High-level cognitive processes have been implicated in motion transparency perceived from distributed patterns of local motion (e.g., McOwan & Johnston,
1996; Qian, Andersen, & Adelson,
1994). Multiple scene elements can move at the same juxtaposition in the visual field, so there is potential for the motion occurring in one part of the display to be attributed to multiple causes at any one time. It has been shown that several factors can influence the perception of motion transparency, including distal scene information, luminance, and contrast modulation (e.g., Braddick et al., 1980; Ma-Wyatt, Clifford, & Wenderoth,
2005; McDermott & Adelson,
2004; McDermott, Weiss, & Adelson,
2001; McOwan & Johnston,
1996). McOwan and Johnston (
1996) found that the transparent motion of surfaces could be perceived from local 2D arrays of rotating features that were defined by either luminance or local contrast modulation alone. It is possible that common grouping processes underlie the appearance of both static global figures and motion transparency. If so, then the perception of local versus global motion may depend on similar constraints (see also Ramachandran & Anstis,
1985,
1986), which we examine below. These constraints include the time course of learning and adaptation to visual motion presentations; local object spacing (proximity); similarity in object luminance; orientations of edge-defining contours and their motion trajectories.

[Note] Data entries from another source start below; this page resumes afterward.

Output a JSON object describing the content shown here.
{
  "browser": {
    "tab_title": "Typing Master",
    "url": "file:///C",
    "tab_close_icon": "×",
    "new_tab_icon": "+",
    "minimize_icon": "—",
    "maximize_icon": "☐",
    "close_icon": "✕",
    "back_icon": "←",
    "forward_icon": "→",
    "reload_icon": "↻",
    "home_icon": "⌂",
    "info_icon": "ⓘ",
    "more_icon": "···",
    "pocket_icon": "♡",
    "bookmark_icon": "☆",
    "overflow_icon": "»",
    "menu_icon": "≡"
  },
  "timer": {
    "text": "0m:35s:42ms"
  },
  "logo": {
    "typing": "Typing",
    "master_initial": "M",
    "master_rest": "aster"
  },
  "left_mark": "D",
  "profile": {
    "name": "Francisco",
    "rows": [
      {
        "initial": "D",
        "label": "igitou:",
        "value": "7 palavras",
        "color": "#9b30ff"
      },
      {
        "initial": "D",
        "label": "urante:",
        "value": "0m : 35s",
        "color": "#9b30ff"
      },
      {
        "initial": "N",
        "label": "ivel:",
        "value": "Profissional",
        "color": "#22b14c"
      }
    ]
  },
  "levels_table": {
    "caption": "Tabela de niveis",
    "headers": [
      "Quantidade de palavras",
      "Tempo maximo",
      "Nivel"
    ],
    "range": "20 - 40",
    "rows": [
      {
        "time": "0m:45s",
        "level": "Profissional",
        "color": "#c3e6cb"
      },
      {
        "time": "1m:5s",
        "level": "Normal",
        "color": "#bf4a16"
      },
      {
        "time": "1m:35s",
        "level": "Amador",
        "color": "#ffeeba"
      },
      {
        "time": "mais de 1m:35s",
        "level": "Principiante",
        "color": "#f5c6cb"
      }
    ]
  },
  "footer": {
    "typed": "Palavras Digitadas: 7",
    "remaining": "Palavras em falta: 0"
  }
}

In our experiments we constructed displays of moving spots or lines that could be perceptually linked together in multiple ways. These ambiguous motion displays (see
Movies 1–
8) can be interpreted either as local motion occurring at small parts of the display, or as global motion occurring across the whole display. We first examine the effects of object density, luminance, and orientation of moving visual features on perceived local and global motion. Later, we assess the effect of high-level information on the formation of local and global motion percepts.